One thus argues that a foundling must be born with a nationality. Grace Poe is logically Filipino, as one readily doubts she is Martian. And she would be natural-born under our Constitution’s definition: “Natural-born citizens are those who are citizens of the Philippines from birth without having to perform any act to acquire or perfect their Philippine citizenship.” Incidentally, a foundling has a right to a nationality whether or not adopted, so it is irrelevant that adoption does not generally confer citizenship.
Another critic claimed last week that, based on Poe’s last certificate of candidacy, she fell short of the Constitution’s 10-year residency requirement for a president or vice president. This made law students cringe for many reasons. First, the Supreme Court has stated that a CoC is not binding and it scrutinizes actual residency if this is questioned.
Second, Poe claimed to permanently live here since 2005, as evidenced by her children schooling here by then, and even before she sold her US house in 2006. If so, she more than meets the 10-year residency requirement for 2016. Critics counter that she could not be a resident here before renouncing her US dual citizenship, and claim she did this only in 2010 before joining government. However, being a natural-born citizen and being a 10-year resident are two separate requirements. There is no requirement to be a Philippine citizen during the entire 10-year period, even assuming Poe was not a dual citizen. Incidentally, it is legally impossible for a natural- born Filipino to become a naturalized Filipino.
If Poe began as a Filipino, gave this up to be a naturalized US (nondual) citizen, then regained Philippine citizenship, she reacquires natural-born citizenship, as even the Bureau of Immigration website FAQ summarizes.
Third, many law students argue that Poe has been a resident since birth, following high court doctrine where one retains one’s residence of birth so long as one intends to return. In 1995, it ruled that Imelda Marcos was domiciled in Leyte her whole life because she would return to celebrate birthdays and other milestones as “part of the history and lore of the quarter century of Marcos power.”
Poe’s critics argue this is overly liberal, renders the residency rule useless, and cannot apply to Poe because she obtained US citizenship, which should clearly demonstrate an intent to abandon the Philippines. This is a respectable argument (but irrelevant if Poe was resident since 2005), but unduly harsh when applied in turn to overseas Filipino workers. OFWs would argue that it should not necessarily follow that if one obtains permanent residency abroad, he ceases to be a Philippine resident in the broad legal sense. They know what stability qualifying for permanent residency or even citizenship abroad brings, as they are vulnerable to sudden layoffs or nonrenewal of work visas. Our high court has pronounced a special preference in law for OFWs, and interpreting the residency rule liberally to allow OFWs to eventually return home and serve is surely consistent with our national values.

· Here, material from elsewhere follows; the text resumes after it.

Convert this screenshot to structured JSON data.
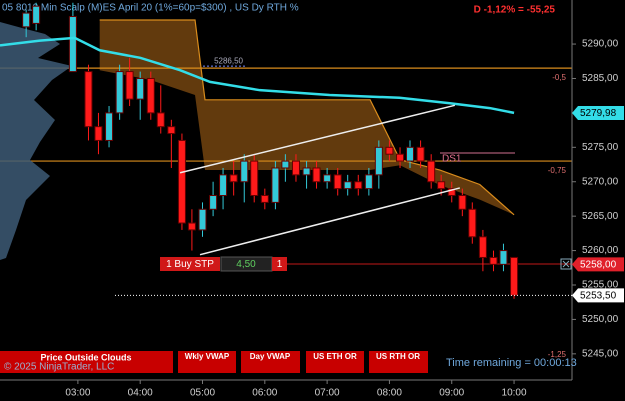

The vicious, legalistic attacks on Poe, many of which blatantly contradict the law books, demonstrate that we still see law as a distant, arcane artifact. We too readily accept that if Supertyphoon “Yolanda” left everyone in a town dead and all its records destroyed, an infant who miraculously survived should be damned into
legal limbo. The undignified spectacle of a senator forced to publicly justify the circumstances of her birth must remind us how law must humanize and empower, and how battalions of legal experts may falter before the instinctive decency of ordinary men.